Camus escreveu, no período pós 2ª guerra mundial, algo que sintetiza, com clareza, o alcance deste dilema: «Se me parecia necessário defender a conciliação entre a justiça e a liberdade, era porque aí residia em meu entender a última esperança do Ocidente. Mas essa conciliação apenas pode efectivar-se num certo clima que hoje é praticamente utópico. Será preciso sacrificar um ou outro destes valores? Que devemos pensar, neste caso? (…) Finalmente, escolho a liberdade. Pois que, mesmo se a justiça não for realizada, a liberdade preserva o poder de protesto contra a injustiça e salva a comunidade…»

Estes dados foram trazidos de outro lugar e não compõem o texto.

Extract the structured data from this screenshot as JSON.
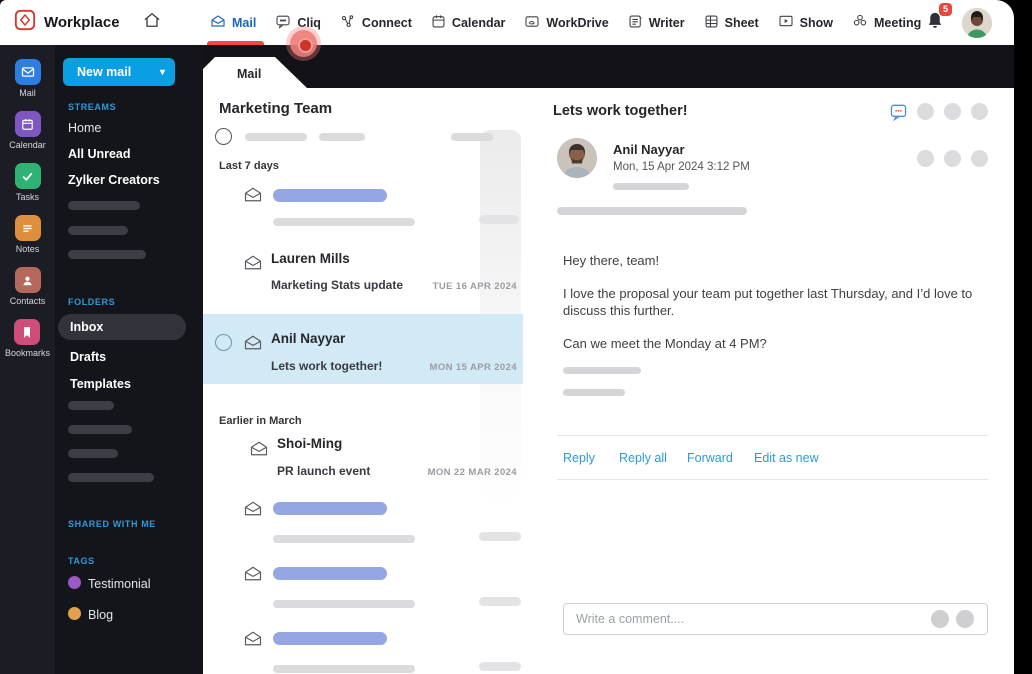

Foi este, em síntese, também o nosso dilema. A nossa escolha, neste dilema histórico, foi a liberdade. Hoje não me interessam tanto as pessoas com as quais partilhei os acontecimentos do passado. Interessam-me mais aquelas com as quais possa partilhar os acontecimentos do futuro.
Mas não esqueço as marcas gravadas a fogo na minha memória pelo 25 de Abril de 1974 nem as pessoas admiráveis com as quais vivi esse sonho inigualável que foi a reconquista da liberdade. Se a nossa consciência de homens livres tem algum valor, preservemos a capacidade de não nos deixarmos aprisionar pelo esquecimento e pelo medo. Para que nunca se cumpra o receio que Jorge de Sena, um dia, expressou nos seus versos: «Liberdade, liberdade, tem cuidado que te matam.»